Entonces le interrumpí, me armé de valor y me puse de pie. Le señalé mis pies. —¿Y…? —pregunté, aunque me imaginaba la respuesta. —Tras unos segundos que me parecieron eternos, me dijo: «Qué zapatillas más chulas, te quedan muy bien; pero déjame que te acabe de explicar el problema con mi jefe». ¡Ahí estaba! Su novio no le había prestado atención a su cambio de apariencia. Es decir, no le importaba su altura. Eva concluyó: —¿Sabes?, en ese momento, pensé: «¡Qué tonta he sido! ¡La altura jamás ha importado y te aseguro que a mí no me volverá a importar!».

 

En este capítulo hemos aprendido que:
1. Si nos detenemos a pensar sobre la realidad, nos damos cuenta de que, muchas veces, exageramos la relevancia de las adversidades.

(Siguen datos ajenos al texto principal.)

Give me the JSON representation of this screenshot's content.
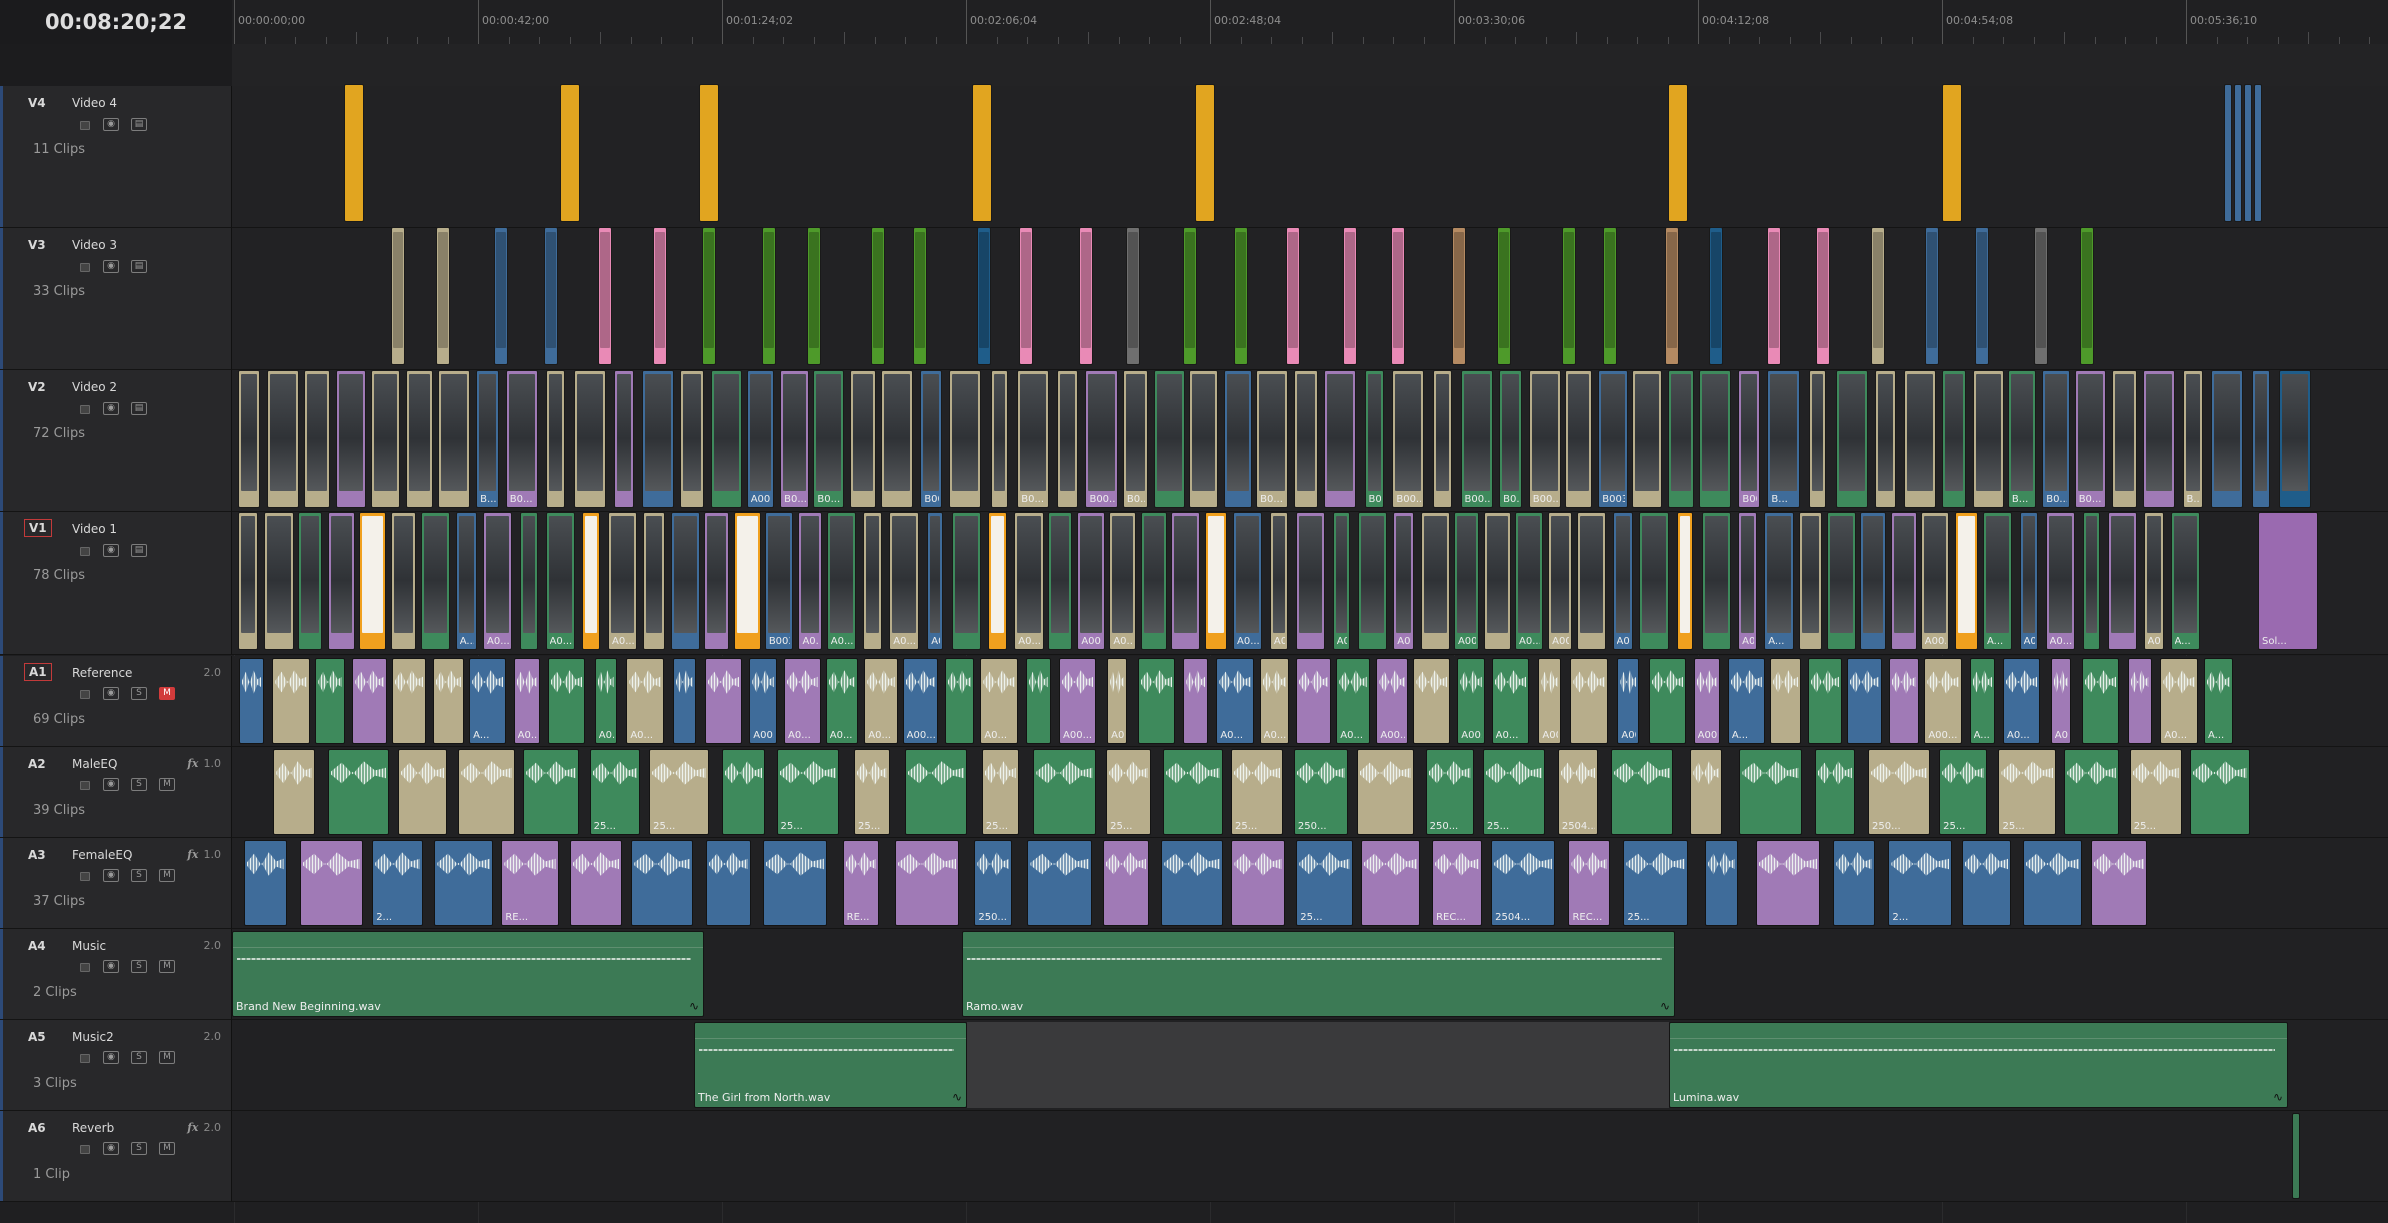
{
  "timecode": "00:08:20;22",
  "ruler": {
    "labels": [
      "00:00:00;00",
      "00:00:42;00",
      "00:01:24;02",
      "00:02:06;04",
      "00:02:48;04",
      "00:03:30;06",
      "00:04:12;08",
      "00:04:54;08",
      "00:05:36;10"
    ]
  },
  "colors": {
    "yellow": "#e1a520",
    "tan": "#b7ad8b",
    "blue": "#3f6c9a",
    "pink": "#e98ab6",
    "green": "#4e9a2a",
    "teal_green": "#3e8a5c",
    "purple": "#a07ab6",
    "orange": "#f0a01e",
    "brown": "#b48a62",
    "gray": "#6f6f6f",
    "dark_blue": "#1f5d8a",
    "music_green": "#3c7a55",
    "adj_purple": "#9a6ab0"
  },
  "tracks": {
    "v4": {
      "id": "V4",
      "name": "Video 4",
      "count": "11 Clips"
    },
    "v3": {
      "id": "V3",
      "name": "Video 3",
      "count": "33 Clips"
    },
    "v2": {
      "id": "V2",
      "name": "Video 2",
      "count": "72 Clips"
    },
    "v1": {
      "id": "V1",
      "name": "Video 1",
      "count": "78 Clips"
    },
    "a1": {
      "id": "A1",
      "name": "Reference",
      "count": "69 Clips",
      "level": "2.0",
      "solo": "S",
      "mute": "M"
    },
    "a2": {
      "id": "A2",
      "name": "MaleEQ",
      "count": "39 Clips",
      "level": "1.0",
      "fx": "fx",
      "solo": "S",
      "mute": "M"
    },
    "a3": {
      "id": "A3",
      "name": "FemaleEQ",
      "count": "37 Clips",
      "level": "1.0",
      "fx": "fx",
      "solo": "S",
      "mute": "M"
    },
    "a4": {
      "id": "A4",
      "name": "Music",
      "count": "2 Clips",
      "level": "2.0",
      "solo": "S",
      "mute": "M"
    },
    "a5": {
      "id": "A5",
      "name": "Music2",
      "count": "3 Clips",
      "level": "2.0",
      "solo": "S",
      "mute": "M"
    },
    "a6": {
      "id": "A6",
      "name": "Reverb",
      "count": "1 Clip",
      "level": "2.0",
      "fx": "fx",
      "solo": "S",
      "mute": "M"
    }
  },
  "v4_clips": [
    {
      "c": "yellow"
    },
    {
      "c": "yellow"
    },
    {
      "c": "yellow"
    },
    {
      "c": "yellow"
    },
    {
      "c": "yellow"
    },
    {
      "c": "yellow"
    },
    {
      "c": "yellow"
    },
    {
      "c": "blue"
    },
    {
      "c": "blue"
    },
    {
      "c": "blue"
    },
    {
      "c": "blue"
    }
  ],
  "v3_clips": [
    {
      "c": "tan"
    },
    {
      "c": "tan"
    },
    {
      "c": "blue"
    },
    {
      "c": "blue"
    },
    {
      "c": "pink"
    },
    {
      "c": "pink"
    },
    {
      "c": "green"
    },
    {
      "c": "green"
    },
    {
      "c": "green"
    },
    {
      "c": "green"
    },
    {
      "c": "green"
    },
    {
      "c": "dark_blue"
    },
    {
      "c": "pink"
    },
    {
      "c": "pink"
    },
    {
      "c": "gray"
    },
    {
      "c": "green"
    },
    {
      "c": "green"
    },
    {
      "c": "pink"
    },
    {
      "c": "pink"
    },
    {
      "c": "pink"
    },
    {
      "c": "brown"
    },
    {
      "c": "green"
    },
    {
      "c": "green"
    },
    {
      "c": "green"
    },
    {
      "c": "brown"
    },
    {
      "c": "dark_blue"
    },
    {
      "c": "pink"
    },
    {
      "c": "pink"
    },
    {
      "c": "tan"
    },
    {
      "c": "blue"
    },
    {
      "c": "blue"
    },
    {
      "c": "gray"
    },
    {
      "c": "green"
    }
  ],
  "v2_clips": [
    {
      "c": "tan"
    },
    {
      "c": "tan"
    },
    {
      "c": "tan"
    },
    {
      "c": "purple"
    },
    {
      "c": "tan"
    },
    {
      "c": "tan"
    },
    {
      "c": "tan"
    },
    {
      "c": "blue",
      "t": "B..."
    },
    {
      "c": "purple",
      "t": "B0..."
    },
    {
      "c": "tan"
    },
    {
      "c": "tan"
    },
    {
      "c": "purple"
    },
    {
      "c": "blue"
    },
    {
      "c": "tan"
    },
    {
      "c": "teal_green"
    },
    {
      "c": "blue",
      "t": "A00..."
    },
    {
      "c": "purple",
      "t": "B0..."
    },
    {
      "c": "teal_green",
      "t": "B0..."
    },
    {
      "c": "tan"
    },
    {
      "c": "tan"
    },
    {
      "c": "blue",
      "t": "B00..."
    },
    {
      "c": "tan"
    },
    {
      "c": "tan"
    },
    {
      "c": "tan",
      "t": "B0..."
    },
    {
      "c": "tan"
    },
    {
      "c": "purple",
      "t": "B00..."
    },
    {
      "c": "tan",
      "t": "B0..."
    },
    {
      "c": "teal_green"
    },
    {
      "c": "tan"
    },
    {
      "c": "blue"
    },
    {
      "c": "tan",
      "t": "B0..."
    },
    {
      "c": "tan"
    },
    {
      "c": "purple"
    },
    {
      "c": "teal_green",
      "t": "B0..."
    },
    {
      "c": "tan",
      "t": "B00..."
    },
    {
      "c": "tan"
    },
    {
      "c": "teal_green",
      "t": "B00..."
    },
    {
      "c": "teal_green",
      "t": "B0..."
    },
    {
      "c": "tan",
      "t": "B00..."
    },
    {
      "c": "tan"
    },
    {
      "c": "blue",
      "t": "B003..."
    },
    {
      "c": "tan"
    },
    {
      "c": "teal_green"
    },
    {
      "c": "teal_green"
    },
    {
      "c": "purple",
      "t": "B00..."
    },
    {
      "c": "blue",
      "t": "B..."
    },
    {
      "c": "tan"
    },
    {
      "c": "teal_green"
    },
    {
      "c": "tan"
    },
    {
      "c": "tan"
    },
    {
      "c": "teal_green"
    },
    {
      "c": "tan"
    },
    {
      "c": "teal_green",
      "t": "B..."
    },
    {
      "c": "blue",
      "t": "B0..."
    },
    {
      "c": "purple",
      "t": "B0..."
    },
    {
      "c": "tan"
    },
    {
      "c": "purple"
    },
    {
      "c": "tan",
      "t": "B..."
    },
    {
      "c": "blue"
    },
    {
      "c": "blue"
    },
    {
      "c": "dark_blue"
    }
  ],
  "v1_clips": [
    {
      "c": "tan"
    },
    {
      "c": "tan"
    },
    {
      "c": "teal_green"
    },
    {
      "c": "purple"
    },
    {
      "c": "orange"
    },
    {
      "c": "tan"
    },
    {
      "c": "teal_green"
    },
    {
      "c": "blue",
      "t": "A..."
    },
    {
      "c": "purple",
      "t": "A0..."
    },
    {
      "c": "teal_green"
    },
    {
      "c": "teal_green",
      "t": "A0..."
    },
    {
      "c": "orange"
    },
    {
      "c": "tan",
      "t": "A0..."
    },
    {
      "c": "tan"
    },
    {
      "c": "blue"
    },
    {
      "c": "purple"
    },
    {
      "c": "orange"
    },
    {
      "c": "blue",
      "t": "B003..."
    },
    {
      "c": "purple",
      "t": "A0..."
    },
    {
      "c": "teal_green",
      "t": "A0..."
    },
    {
      "c": "tan"
    },
    {
      "c": "tan",
      "t": "A0..."
    },
    {
      "c": "blue",
      "t": "A00..."
    },
    {
      "c": "teal_green"
    },
    {
      "c": "orange"
    },
    {
      "c": "tan",
      "t": "A0..."
    },
    {
      "c": "teal_green"
    },
    {
      "c": "purple",
      "t": "A00..."
    },
    {
      "c": "tan",
      "t": "A0..."
    },
    {
      "c": "teal_green"
    },
    {
      "c": "purple"
    },
    {
      "c": "orange"
    },
    {
      "c": "blue",
      "t": "A0..."
    },
    {
      "c": "tan",
      "t": "A0..."
    },
    {
      "c": "purple"
    },
    {
      "c": "teal_green",
      "t": "A0..."
    },
    {
      "c": "teal_green"
    },
    {
      "c": "purple",
      "t": "A00..."
    },
    {
      "c": "tan"
    },
    {
      "c": "teal_green",
      "t": "A00..."
    },
    {
      "c": "tan"
    },
    {
      "c": "teal_green",
      "t": "A0..."
    },
    {
      "c": "tan",
      "t": "A00..."
    },
    {
      "c": "tan"
    },
    {
      "c": "blue",
      "t": "A003..."
    },
    {
      "c": "teal_green"
    },
    {
      "c": "orange"
    },
    {
      "c": "teal_green"
    },
    {
      "c": "purple",
      "t": "A00..."
    },
    {
      "c": "blue",
      "t": "A..."
    },
    {
      "c": "tan"
    },
    {
      "c": "teal_green"
    },
    {
      "c": "blue"
    },
    {
      "c": "purple"
    },
    {
      "c": "tan",
      "t": "A00..."
    },
    {
      "c": "orange"
    },
    {
      "c": "teal_green",
      "t": "A..."
    },
    {
      "c": "blue",
      "t": "A0..."
    },
    {
      "c": "purple",
      "t": "A0..."
    },
    {
      "c": "teal_green"
    },
    {
      "c": "purple"
    },
    {
      "c": "tan",
      "t": "A0..."
    },
    {
      "c": "teal_green",
      "t": "A..."
    },
    {
      "c": "adj_purple",
      "t": "Sol..."
    }
  ],
  "a1_clips": [
    {
      "c": "blue"
    },
    {
      "c": "tan"
    },
    {
      "c": "teal_green"
    },
    {
      "c": "purple"
    },
    {
      "c": "tan"
    },
    {
      "c": "tan"
    },
    {
      "c": "blue",
      "t": "A..."
    },
    {
      "c": "purple",
      "t": "A0..."
    },
    {
      "c": "teal_green"
    },
    {
      "c": "teal_green",
      "t": "A0..."
    },
    {
      "c": "tan",
      "t": "A0..."
    },
    {
      "c": "blue"
    },
    {
      "c": "purple"
    },
    {
      "c": "blue",
      "t": "A00..."
    },
    {
      "c": "purple",
      "t": "A0..."
    },
    {
      "c": "teal_green",
      "t": "A0..."
    },
    {
      "c": "tan",
      "t": "A0..."
    },
    {
      "c": "blue",
      "t": "A00..."
    },
    {
      "c": "teal_green"
    },
    {
      "c": "tan",
      "t": "A0..."
    },
    {
      "c": "teal_green"
    },
    {
      "c": "purple",
      "t": "A00..."
    },
    {
      "c": "tan",
      "t": "A0..."
    },
    {
      "c": "teal_green"
    },
    {
      "c": "purple"
    },
    {
      "c": "blue",
      "t": "A0..."
    },
    {
      "c": "tan",
      "t": "A0..."
    },
    {
      "c": "purple"
    },
    {
      "c": "teal_green",
      "t": "A0..."
    },
    {
      "c": "purple",
      "t": "A00..."
    },
    {
      "c": "tan"
    },
    {
      "c": "teal_green",
      "t": "A00..."
    },
    {
      "c": "teal_green",
      "t": "A0..."
    },
    {
      "c": "tan",
      "t": "A00..."
    },
    {
      "c": "tan"
    },
    {
      "c": "blue",
      "t": "A003..."
    },
    {
      "c": "teal_green"
    },
    {
      "c": "purple",
      "t": "A00..."
    },
    {
      "c": "blue",
      "t": "A..."
    },
    {
      "c": "tan"
    },
    {
      "c": "teal_green"
    },
    {
      "c": "blue"
    },
    {
      "c": "purple"
    },
    {
      "c": "tan",
      "t": "A00..."
    },
    {
      "c": "teal_green",
      "t": "A..."
    },
    {
      "c": "blue",
      "t": "A0..."
    },
    {
      "c": "purple",
      "t": "A0..."
    },
    {
      "c": "teal_green"
    },
    {
      "c": "purple"
    },
    {
      "c": "tan",
      "t": "A0..."
    },
    {
      "c": "teal_green",
      "t": "A..."
    }
  ],
  "a2_clips": [
    {
      "c": "tan"
    },
    {
      "c": "teal_green"
    },
    {
      "c": "tan"
    },
    {
      "c": "tan"
    },
    {
      "c": "teal_green"
    },
    {
      "c": "teal_green",
      "t": "25..."
    },
    {
      "c": "tan",
      "t": "25..."
    },
    {
      "c": "teal_green"
    },
    {
      "c": "teal_green",
      "t": "25..."
    },
    {
      "c": "tan",
      "t": "25..."
    },
    {
      "c": "teal_green"
    },
    {
      "c": "tan",
      "t": "25..."
    },
    {
      "c": "teal_green"
    },
    {
      "c": "tan",
      "t": "25..."
    },
    {
      "c": "teal_green"
    },
    {
      "c": "tan",
      "t": "25..."
    },
    {
      "c": "teal_green",
      "t": "250..."
    },
    {
      "c": "tan"
    },
    {
      "c": "teal_green",
      "t": "250..."
    },
    {
      "c": "teal_green",
      "t": "25..."
    },
    {
      "c": "tan",
      "t": "2504..."
    },
    {
      "c": "teal_green"
    },
    {
      "c": "tan"
    },
    {
      "c": "teal_green"
    },
    {
      "c": "teal_green"
    },
    {
      "c": "tan",
      "t": "250..."
    },
    {
      "c": "teal_green",
      "t": "25..."
    },
    {
      "c": "tan",
      "t": "25..."
    },
    {
      "c": "teal_green"
    },
    {
      "c": "tan",
      "t": "25..."
    },
    {
      "c": "teal_green"
    }
  ],
  "a3_clips": [
    {
      "c": "blue"
    },
    {
      "c": "purple"
    },
    {
      "c": "blue",
      "t": "2..."
    },
    {
      "c": "blue"
    },
    {
      "c": "purple",
      "t": "RE..."
    },
    {
      "c": "purple"
    },
    {
      "c": "blue"
    },
    {
      "c": "blue"
    },
    {
      "c": "blue"
    },
    {
      "c": "purple",
      "t": "RE..."
    },
    {
      "c": "purple"
    },
    {
      "c": "blue",
      "t": "250..."
    },
    {
      "c": "blue"
    },
    {
      "c": "purple"
    },
    {
      "c": "blue"
    },
    {
      "c": "purple"
    },
    {
      "c": "blue",
      "t": "25..."
    },
    {
      "c": "purple"
    },
    {
      "c": "purple",
      "t": "REC..."
    },
    {
      "c": "blue",
      "t": "2504..."
    },
    {
      "c": "purple",
      "t": "REC..."
    },
    {
      "c": "blue",
      "t": "25..."
    },
    {
      "c": "blue"
    },
    {
      "c": "purple"
    },
    {
      "c": "blue"
    },
    {
      "c": "blue",
      "t": "2..."
    },
    {
      "c": "blue"
    },
    {
      "c": "blue"
    },
    {
      "c": "purple"
    }
  ],
  "music_clips": [
    {
      "track": "a4",
      "label": "Brand New Beginning.wav",
      "start": 0,
      "end": 472
    },
    {
      "track": "a4",
      "label": "Ramo.wav",
      "start": 730,
      "end": 1443
    },
    {
      "track": "a5",
      "label": "The Girl from North.wav",
      "start": 462,
      "end": 735
    },
    {
      "track": "a5",
      "label": "Lumina.wav",
      "start": 1437,
      "end": 2056
    }
  ],
  "reverb_clip": {
    "label": ""
  }
}
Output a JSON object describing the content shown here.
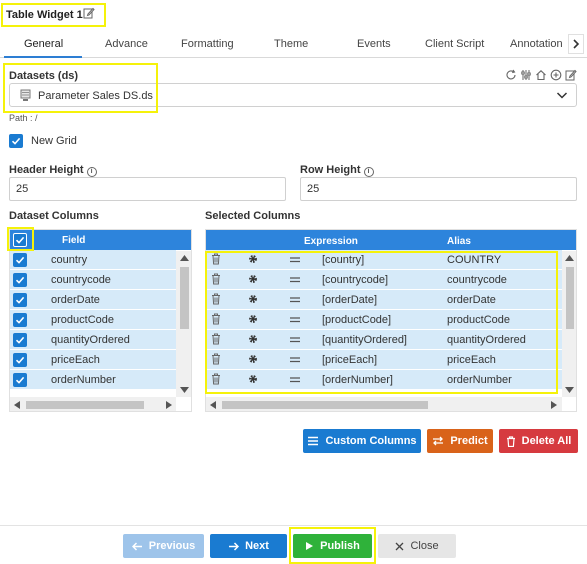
{
  "title": "Table Widget 1",
  "tabs": [
    "General",
    "Advance",
    "Formatting",
    "Theme",
    "Events",
    "Client Script",
    "Annotation"
  ],
  "datasets": {
    "label": "Datasets (ds)",
    "selected": "Parameter Sales DS.ds",
    "path": "Path : /"
  },
  "new_grid": {
    "label": "New Grid",
    "checked": true
  },
  "header_height": {
    "label": "Header Height",
    "value": "25"
  },
  "row_height": {
    "label": "Row Height",
    "value": "25"
  },
  "dataset_columns": {
    "label": "Dataset Columns",
    "header": "Field",
    "rows": [
      "country",
      "countrycode",
      "orderDate",
      "productCode",
      "quantityOrdered",
      "priceEach",
      "orderNumber"
    ]
  },
  "selected_columns": {
    "label": "Selected Columns",
    "headers": {
      "expression": "Expression",
      "alias": "Alias"
    },
    "rows": [
      {
        "expression": "[country]",
        "alias": "COUNTRY"
      },
      {
        "expression": "[countrycode]",
        "alias": "countrycode"
      },
      {
        "expression": "[orderDate]",
        "alias": "orderDate"
      },
      {
        "expression": "[productCode]",
        "alias": "productCode"
      },
      {
        "expression": "[quantityOrdered]",
        "alias": "quantityOrdered"
      },
      {
        "expression": "[priceEach]",
        "alias": "priceEach"
      },
      {
        "expression": "[orderNumber]",
        "alias": "orderNumber"
      }
    ]
  },
  "actions": {
    "custom_columns": "Custom Columns",
    "predict": "Predict",
    "delete_all": "Delete All"
  },
  "footer": {
    "previous": "Previous",
    "next": "Next",
    "publish": "Publish",
    "close": "Close"
  },
  "colors": {
    "primary": "#1a7bd1",
    "grid_header": "#2d84dc",
    "row_bg": "#d6eaf9",
    "predict": "#d9631a",
    "delete": "#d63a3f",
    "publish": "#2fb23a",
    "highlight": "#f5f20a"
  }
}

 2. Esa exageración tiene consecuencias emocionales nocivas.
 3. Aprender a evaluar lo que nos sucede con realismo y objetividad nos hace más fuertes y tranquilos.
 4. Uno de los mejores criterios para saber si algo es «un poco malo» o «muy malo» es preguntarse: «¿En qué medida eso me impide hacer cosas valiosas en mi vida?».